Council calls for green power


Ewen McRae

By Ewen McRae

Moorabool council has called on the state government to set Victoria up for a greener future, as plans for a major transmission line project continue.

The new Western Victoria Transmission Network Project will transport power across more than 200 kilometres of regional Victoria, including Moorabool and Melton. While a route has not been finalised it is proposed for hundreds of above ground power lines to deliver the project.

Moorabool mayor David Edwards urged the government to focus on greener alternatives, such as underground lines, to safeguard the project for the future.

“During the review of the Environment Effects Statement, the Victorian government needs to demand that the underground option is fully investigated and ensure this project is done in a way that does not only benefit those in metropolitan Melbourne but also does not destroy the livelihoods of regional Victorians,” Cr Edwards said.

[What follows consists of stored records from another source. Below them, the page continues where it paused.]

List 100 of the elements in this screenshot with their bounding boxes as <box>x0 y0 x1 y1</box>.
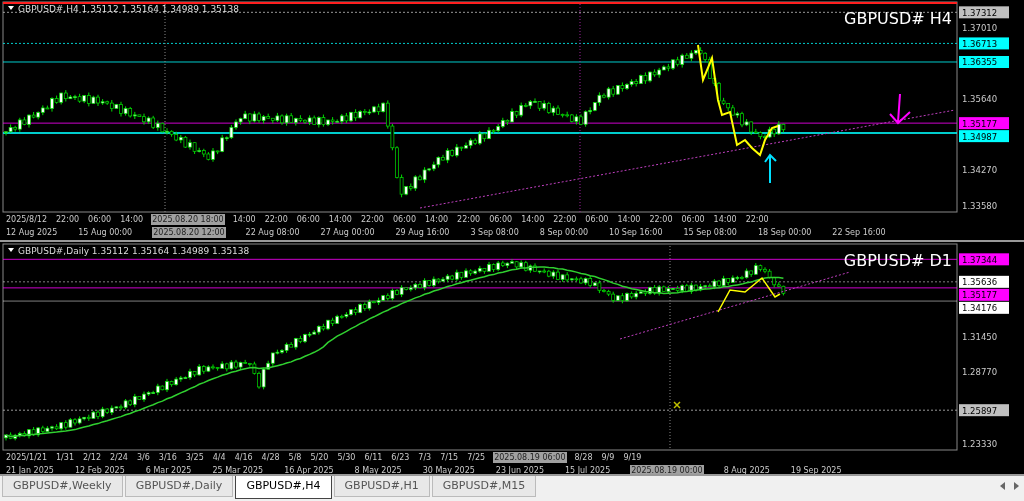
chart-tab[interactable]: GBPUSD#,Daily <box>124 476 234 497</box>
arrow-icon <box>889 93 911 125</box>
time-label: 2025/1/21 <box>5 452 49 463</box>
time-label: 06:00 <box>488 214 514 225</box>
time-label: 06:00 <box>680 214 706 225</box>
time-label: 7/3 <box>417 452 433 463</box>
time-label: 10 Sep 16:00 <box>608 227 664 238</box>
time-label: 2025.08.19 00:00 <box>630 465 704 476</box>
price-tick: 1.31450 <box>962 332 998 342</box>
time-label: 3 Sep 08:00 <box>469 227 520 238</box>
time-label: 9/19 <box>622 452 643 463</box>
time-label: 06:00 <box>584 214 610 225</box>
time-label: 2/12 <box>82 452 102 463</box>
time-label: 12 Aug 2025 <box>5 227 59 238</box>
time-label: 2025/8/12 <box>5 214 49 225</box>
price-tag: 1.34987 <box>959 130 1009 143</box>
time-label: 22 Sep 16:00 <box>831 227 887 238</box>
price-tick: 1.23330 <box>962 439 998 449</box>
time-label: 6/23 <box>390 452 411 463</box>
price-tag: 1.36713 <box>959 37 1009 50</box>
time-label: 9/9 <box>600 452 616 463</box>
time-label: 22:00 <box>552 214 578 225</box>
time-label: 2025.08.20 18:00 <box>151 214 225 225</box>
time-label: 22:00 <box>456 214 482 225</box>
time-label: 12 Feb 2025 <box>73 465 126 476</box>
price-tick: 1.34270 <box>962 165 998 176</box>
time-label: 8/28 <box>573 452 594 463</box>
time-label: 18 Sep 00:00 <box>756 227 813 238</box>
time-label: 15 Jul 2025 <box>563 465 612 476</box>
time-label: 7/15 <box>439 452 460 463</box>
time-label: 14:00 <box>616 214 642 225</box>
price-tag: 1.34176 <box>959 301 1009 314</box>
time-label: 19 Sep 2025 <box>789 465 843 476</box>
price-tick: 1.35640 <box>962 94 998 105</box>
time-label: 4/16 <box>233 452 254 463</box>
symbol-label: GBPUSD# H4 <box>844 9 952 28</box>
time-label: 06:00 <box>87 214 113 225</box>
time-label: 22:00 <box>359 214 385 225</box>
time-label: 25 Mar 2025 <box>211 465 265 476</box>
time-label: 30 May 2025 <box>421 465 476 476</box>
time-label: 15 Sep 08:00 <box>682 227 738 238</box>
time-label: 22:00 <box>744 214 770 225</box>
zigzag-line <box>717 276 781 313</box>
chart-tab[interactable]: GBPUSD#,H4 <box>235 476 332 499</box>
time-label: 2025.08.19 06:00 <box>493 452 567 463</box>
time-label: 14:00 <box>424 214 450 225</box>
time-label: 14:00 <box>119 214 145 225</box>
time-label: 2/24 <box>108 452 129 463</box>
time-label: 22:00 <box>55 214 81 225</box>
price-tick: 1.28770 <box>962 367 998 378</box>
collapse-icon[interactable] <box>8 6 14 10</box>
time-label: 27 Aug 00:00 <box>319 227 376 238</box>
time-label: 06:00 <box>391 214 417 225</box>
time-label: 16 Apr 2025 <box>283 465 335 476</box>
time-label: 3/16 <box>157 452 178 463</box>
chart-tab[interactable]: GBPUSD#,H1 <box>333 476 430 497</box>
time-label: 29 Aug 16:00 <box>394 227 451 238</box>
time-label: 4/28 <box>260 452 281 463</box>
time-label: 5/20 <box>309 452 330 463</box>
time-label: 22:00 <box>263 214 289 225</box>
chart-header: GBPUSD#,Daily 1.35112 1.35164 1.34989 1.35138 <box>18 246 250 256</box>
price-tick: 1.37010 <box>962 23 998 33</box>
price-tag: 1.35177 <box>959 288 1009 301</box>
time-label: 14:00 <box>520 214 546 225</box>
time-label: 14:00 <box>327 214 353 225</box>
time-label: 3/6 <box>135 452 151 463</box>
time-label: 5/8 <box>287 452 303 463</box>
time-label: 5/30 <box>336 452 357 463</box>
price-tag: 1.25897 <box>959 404 1009 417</box>
time-label: 8 Sep 00:00 <box>538 227 590 238</box>
time-label: 7/25 <box>466 452 487 463</box>
chart-tab[interactable]: GBPUSD#,Weekly <box>2 476 123 497</box>
time-label: 6 Mar 2025 <box>144 465 193 476</box>
time-label: 22:00 <box>648 214 674 225</box>
collapse-icon[interactable] <box>8 248 14 252</box>
cross-marker-icon <box>673 401 681 409</box>
price-tag: 1.37312 <box>959 6 1009 19</box>
scroll-right-icon[interactable] <box>1013 482 1019 490</box>
price-tag: 1.37344 <box>959 253 1009 266</box>
time-label: 4/4 <box>211 452 227 463</box>
arrow-icon <box>764 153 777 184</box>
time-label: 21 Jan 2025 <box>5 465 55 476</box>
time-label: 23 Jun 2025 <box>494 465 545 476</box>
time-label: 2025.08.20 12:00 <box>152 227 226 238</box>
time-label: 14:00 <box>231 214 257 225</box>
time-label: 1/31 <box>55 452 75 463</box>
chart-header: GBPUSD#,H4 1.35112 1.35164 1.34989 1.35138 <box>18 4 239 14</box>
price-tag: 1.36355 <box>959 56 1009 68</box>
price-tick: 1.33580 <box>962 201 998 211</box>
time-label: 6/11 <box>363 452 384 463</box>
chart-tab[interactable]: GBPUSD#,M15 <box>431 476 537 497</box>
time-label: 14:00 <box>712 214 738 225</box>
time-label: 15 Aug 00:00 <box>77 227 134 238</box>
time-label: 3/25 <box>184 452 205 463</box>
price-tag: 1.35636 <box>959 275 1009 288</box>
time-label: 06:00 <box>295 214 321 225</box>
time-label: 8 May 2025 <box>353 465 403 476</box>
time-label: 22 Aug 08:00 <box>244 227 301 238</box>
scroll-left-icon[interactable] <box>1000 482 1006 490</box>
time-label: 8 Aug 2025 <box>722 465 771 476</box>
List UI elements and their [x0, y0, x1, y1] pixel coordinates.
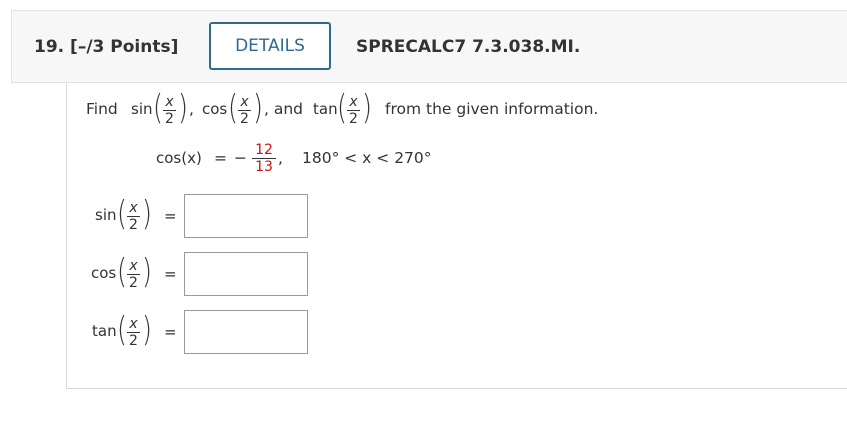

The project was referred to Planning Minister Richard Wynne on June 19 to decide whether an Environment Effects Statement (EES) would be required.

Residents who are concerned about the impact of the proposed power lines have formed the Moorabool and Central Highlands Power Alliance to help drive discussion with the project operators and have their concerns heard.

Cr Edward said a recent announcement that one of the state’s biggest wind farms, located within Moorabool, would power about 230,000 average Victorian homes each year, further highlighted the need for the transmission infrastructure to transport green power to metropolitan Melbourne.

“Council is calling on the Victorian government to listen to the concerns of the Moorabool community in these unprecedented times,” he said.

“It is vital that the compounding impact that the transmission project, and other state significant projects, will have on communities in our shire is acknowledged.

“Nobody has been able to provide evidence as to why the transmission lines cannot be put underground to minimise the loss of agricultural land and remove the visual impacts on our landscape for decades to come.”